AMP KK Jember aksi di depan kantor DPRD provinsi Jawa timur, Kamis, 1/12/2022 |
Jayapura, CekFakta - Aliansi Mahasiswa Papua (AMP) Komite Kota Jember merayakan HUT Embrio Kemerdekaan Papua ke-61 di depan Kantor DPRD Jember Provinsi Jawa Timur, Kamis, 1/12/2022.
“Tolak Program Kolonial Lewat Otsus, Pemekaran DOB dan lakukan Dekolonisasi serta Berikan Hak Menentukan Nasib Sendiri Bagi Bangsa West Papua sebagai solusi Demokratik” Salam Pembebasan Nasional Bangsa West Papua.
Sejak 1 Desember 1961 hingga hari ini
merupakan momentum besar atau hari bersejarah bagi rakyat West Papua terjadi.
West Papua mendeklarasikan kemerdekaannya. Kala itu, pertama
kali bendera Bintang Kejora berkibar di
Kota Hollandia, kini Jayapura. Peristiwa
tersebut bukanlah aksi spontan, tapi telah
dilandasi dengan kesadaran kebangsaan. Ketika West Papua masih menjadi wilayah
sengketa antara Indonesia dan Belanda,
tuntutan kemerdekaan rakyat West Papua
sudah ada jauh sebelum Hari Proklamasi
Kemerdekaan Indonesia, 17 Agustus 1945.
Memasuki tahun 1960-an para politisi dan
negarawan West Papua yang terdidik lewat
sekolah polisi dan sekolah pamong praja
(bestuurschool) di Hollandia, yang mendidik 400 orang antara tahun 1944-1949 untuk
mempersiapkan kemerdekaan West Papua.
Atas desakan para politisi dan negarawan
West Papua yang terdidik, maka Pemerintah
Belanda membentuk Nieuw Guinea Raad
(Dewan Nieuw Guinea). Beberapa tokoh-tokoh terdidik yang masuk dalam dewan ini
adalah MW Kaisiepo dan Mofu (Kepulauan
Chouten/Teluk Cenderawasih), Nicolaus Youwe (Hollandia), P Torey
(Ransiki/Manokwari), AK Gebze (Merauke),
MB Ramandey (Waropen), AS Onim
(Teminabuan), N Tanggahma (Fakfak), F
Poana (Mimika), dan Abdullah Arfan (Raja
Ampat). Kemudian wakil-wakil dari
keturunan Indo-Belanda adalah O de Rijke
(mewakili Hollandia) dan HFW Gosewisch
(mewakili Manokwari).
Setelah melakukan berbagai persiapan,
disertai dengan perubahan politik yang cepat akibat ketegangan Indonesia dan Belanda, maka dibentuk Komite Nasional Papua yang beranggotakan 21 orang untuk membantu Dewan Nieuw Guinea mempersiapkan kemerdekaan West Papua. Komite ini akhirnya dilengkapi dengan 70 orang Papua yang berpendidikan dan berhasil melahirkan Manifesto Politik yang isinya: bangsa Papua.
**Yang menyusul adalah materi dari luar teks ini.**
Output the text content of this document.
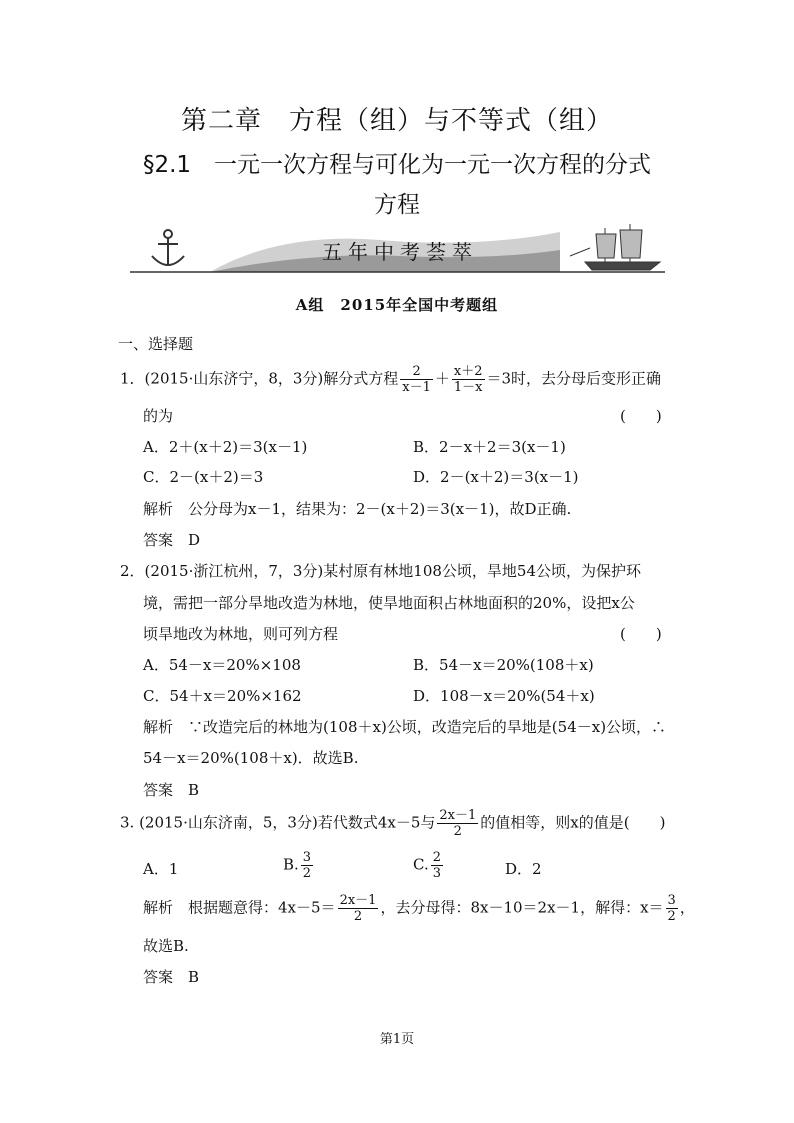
第二章　方程（组）与不等式（组）
§2.1　一元一次方程与可化为一元一次方程的分式
方程
五年中考荟萃
A组　2015年全国中考题组
一、选择题
1．(2015·山东济宁，8，3分)解分式方程 $\frac{2}{x-1} + \frac{x+2}{1-x} =3$时，去分母后变形正确
的为	(　　)
A．2＋(x＋2)＝3(x－1)	B．2－x＋2＝3(x－1)
C．2－(x＋2)＝3	D．2－(x＋2)＝3(x－1)
解析　公分母为x－1，结果为：2－(x＋2)＝3(x－1)，故D正确.
答案　D
2．(2015·浙江杭州，7，3分)某村原有林地108公顷，旱地54公顷，为保护环
境，需把一部分旱地改造为林地，使旱地面积占林地面积的20%，设把x公
顷旱地改为林地，则可列方程	(　　)
A．54－x＝20%×108	B．54－x＝20%(108＋x)
C．54＋x＝20%×162	D．108－x＝20%(54＋x)
解析　∵改造完后的林地为(108＋x)公顷，改造完后的旱地是(54－x)公顷，∴
54－x＝20%(108＋x)．故选B.
答案　B
3. (2015·山东济南，5，3分)若代数式4x－5与 $\frac{2x-1}{2}$ 的值相等，则x的值是(　　)
A．1	B. $\frac{3}{2}$	C. $\frac{2}{3}$	D．2
解析　根据题意得：$4x-5= \frac{2x-1}{2}$ ，去分母得：8x－10＝2x－1，解得：$x= \frac{3}{2}$ ，
故选B.
答案　B
第1页
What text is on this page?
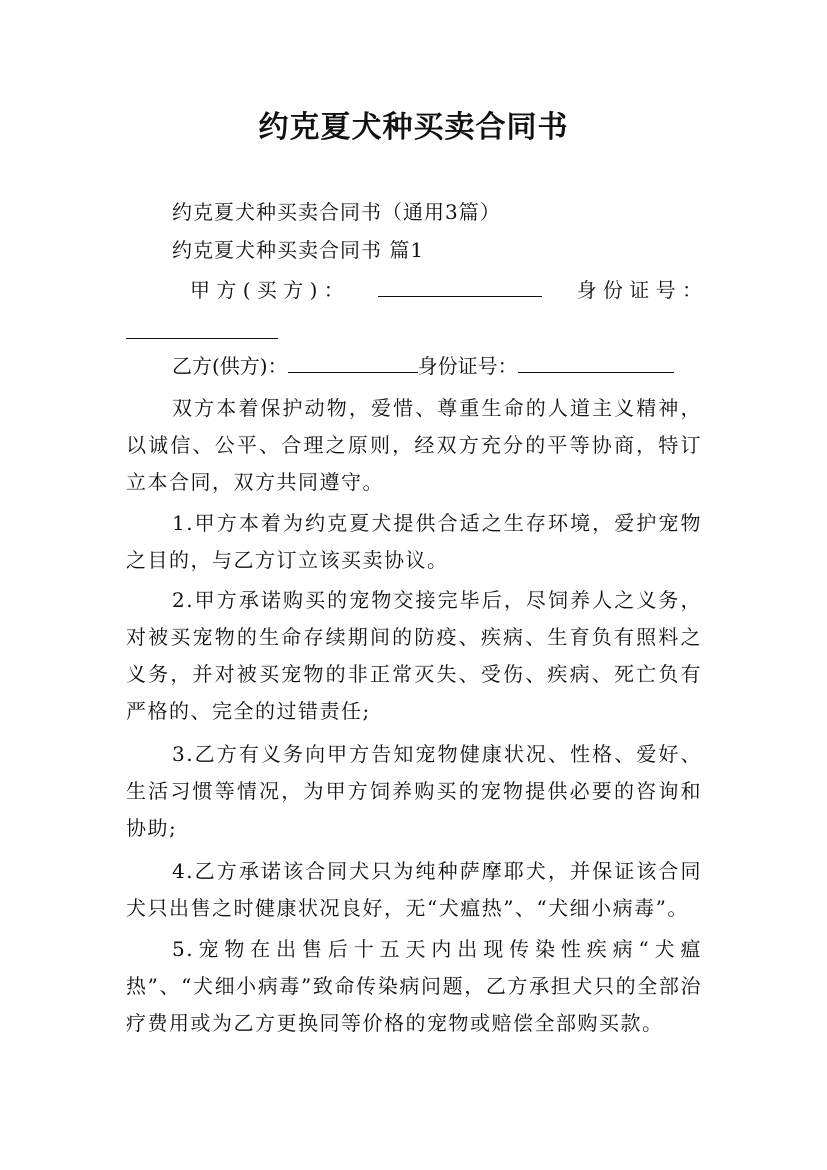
约克夏犬种买卖合同书
约克夏犬种买卖合同书（通用3篇）
约克夏犬种买卖合同书 篇1
甲 方 ( 买 方 ) ：	身 份 证 号 ：
乙方(供方)：	身份证号：

双方本着保护动物，爱惜、尊重生命的人道主义精神，以诚信、公平、合理之原则，经双方充分的平等协商，特订立本合同，双方共同遵守。

1.甲方本着为约克夏犬提供合适之生存环境，爱护宠物之目的，与乙方订立该买卖协议。

2.甲方承诺购买的宠物交接完毕后，尽饲养人之义务，对被买宠物的生命存续期间的防疫、疾病、生育负有照料之义务，并对被买宠物的非正常灭失、受伤、疾病、死亡负有严格的、完全的过错责任;

3.乙方有义务向甲方告知宠物健康状况、性格、爱好、生活习惯等情况，为甲方饲养购买的宠物提供必要的咨询和协助;

4.乙方承诺该合同犬只为纯种萨摩耶犬，并保证该合同犬只出售之时健康状况良好，无“犬瘟热”、“犬细小病毒”。

5.宠物在出售后十五天内出现传染性疾病“犬瘟热”、“犬细小病毒”致命传染病问题，乙方承担犬只的全部治疗费用或为乙方更换同等价格的宠物或赔偿全部购买款。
Perang Dingin yang secara langsung turut
memperkeruh nasib bangsa West Papua.
Amerika Serikat yang memiliki kepentingan
tak kalah besar terhadap Papua (Kontak Karya Freeport 1967) akhirnya turut terlibat
menekan Belanda untuk berunding dengan
Indonesia. Perundingan kemudian
berlangsung di New York pada 15 Agustus
1962 (New York Agreement) yang mana
Amerika bertindak sebagai mediator.
Perlu dicatat bahwa dalam perundingan ini tidak ada satu pun perwakilan rakyat West Papua yang terlibat. Padahal perundingan ini menyangkut keberlangsungan hidup dan nasib rakyat West Papua.
New York Agreement terdiri dari 29 pasal yang mengatur 3 hal. Pasal 14-21 mengatur tentang Penentuan nasib sendiri (self-determination) yang didasarkan pada praktek internasional, yaitu satu orang satu suara (one person one vote). Pasal 12 dan 13 mengatur transfer administrasi dari Badan Pemerintahan Sementara Persatuan Bangsa-Bangsa (UNTEA) kepada Indonesia.
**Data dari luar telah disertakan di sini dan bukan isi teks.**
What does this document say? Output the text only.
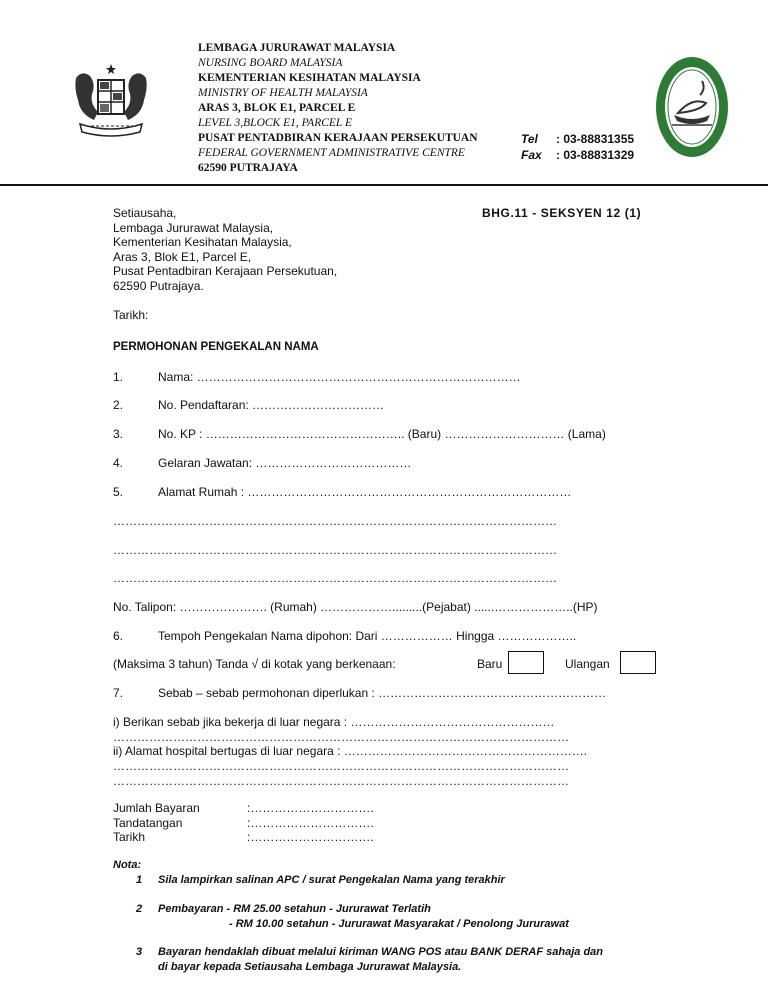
LEMBAGA JURURAWAT MALAYSIA
NURSING BOARD MALAYSIA
KEMENTERIAN KESIHATAN MALAYSIA
MINISTRY OF HEALTH MALAYSIA
ARAS 3, BLOK E1, PARCEL E
LEVEL 3,BLOCK E1, PARCEL E
PUSAT PENTADBIRAN KERAJAAN PERSEKUTUAN
FEDERAL GOVERNMENT ADMINISTRATIVE CENTRE
62590 PUTRAJAYA
Tel : 03-88831355
Fax : 03-88831329
Setiausaha,
Lembaga Jururawat Malaysia,
Kementerian Kesihatan Malaysia,
Aras 3, Blok E1, Parcel E,
Pusat Pentadbiran Kerajaan Persekutuan,
62590 Putrajaya.
BHG.11 - SEKSYEN 12 (1)
Tarikh:
PERMOHONAN PENGEKALAN NAMA
1.	Nama: ………………………………………………………………………
2.	No. Pendaftaran: ……………………………
3.	No. KP : ………………………………………….. (Baru) ………………………… (Lama)
4.	Gelaran Jawatan: …………………………………
5.	Alamat Rumah : ………………………………………………………………………
…………………………………………………………………………………………………
…………………………………………………………………………………………………
…………………………………………………………………………………………………
No. Talipon: …………………. (Rumah) ……………….........(Pejabat) ......………………..(HP)
6.	Tempoh Pengekalan Nama dipohon: Dari ……………… Hingga ………………..
(Maksima 3 tahun) Tanda √ di kotak yang berkenaan:	Baru	Ulangan
7.	Sebab – sebab permohonan diperlukan : …………………………………………………
i) Berikan sebab jika bekerja di luar negara : ……………………………………………
……………………………………………………………………………………………………
ii) Alamat hospital bertugas di luar negara : …………………………………………………….
……………………………………………………………………………………………………
……………………………………………………………………………………………………
Jumlah Bayaran	:………………………….
Tandatangan	:………………………….
Tarikh	:………………………….
Nota:
1 Sila lampirkan salinan APC / surat Pengekalan Nama yang terakhir
2 Pembayaran - RM 25.00 setahun - Jururawat Terlatih
- RM 10.00 setahun - Jururawat Masyarakat / Penolong Jururawat
3 Bayaran hendaklah dibuat melalui kiriman WANG POS atau BANK DERAF sahaja dan
di bayar kepada Setiausaha Lembaga Jururawat Malaysia.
Berpuluh tahun penindasan dan kekerasan oleh militer Indonesia—telah terlanjur membekas dalam ingatan rakyat West Papua. Hal itu ditandai dengan tuntutan kemerdekaan yang tetap lantang. Salah satu upaya itu dilakukan dengan mengadakan Kongres Nasional II Rakyat Papua yang menetapkan Theys Eluay sebagai Presidium Dewan Papua. Theys Eluay kemudian dibunuh oleh Tim Mawar, Komando Pasukan Khusus (Kopassus) di bawah pimpinan Hartomo. Kematian Theys
segera ditindaklanjuti pemerintah Indonesia di bawah presiden Megawati mengesahkan
Undang-Undang Otonomi Khusus (UU
Otsus).
UU Otsus menjanjikan kedaulatan bagi rakyat West Papua yang termajinalisasi, mengobati luka lama akibat penindasan, dan mengakomodasi kehadiran partai politik lokal.
Namun nyatanya janji tersebut langsung
terbantah dengan adanya pembunuhan Theys Eluay. Kejadian itu membayangi UU Otsus dan menjadi peringatan akan berlanjutnya kekuasaan dan impunitas militer Indonesia.
Benar saja, selama 20 tahun Otsus diterapkan tanpa memperhatikan mekanisme demokrasi yang sejati. Lembaga-lembaga pemerintahan lokal menjadi sasaran campur tangan dan
pengawasan pemerintah pusat demi
menyingkirkan kandidat-kandidat yang
pro-kemerdekaan. Implementasinya pun lebih terfokus pada proyek-proyek pembangunan. Kendati UU tersebut mengklaim hendak mengangkat derajat orang West Papua yang "termarjinalkan” melalui proyek-proyek pembangunan, faktanya dana proyek-proyek itu lebih sering diselewengkan. Anggaran untuk infrastruktur dan dana alokasi umum
(DAU) jumlahnya dua persen dari APBN,
sementara saat yang sama aparat
keamanan meraup banyak untung dari eksploitasi sumber daya alam (SDA) Papua
yang melimpah dengan dalih operasi
kontra pemberontakan dan transmigrasi. Hal ini menyebabkan kasus-kasus pembungkaman kebebasan berekspresi secara damai terus berlanjut. Larangan pengibaran bendera Bintang Kejora tetap diberlakukan, dan tidak ketinggalan, tetap terjadi pembunuhan di luar hukum oleh TNI/Polri.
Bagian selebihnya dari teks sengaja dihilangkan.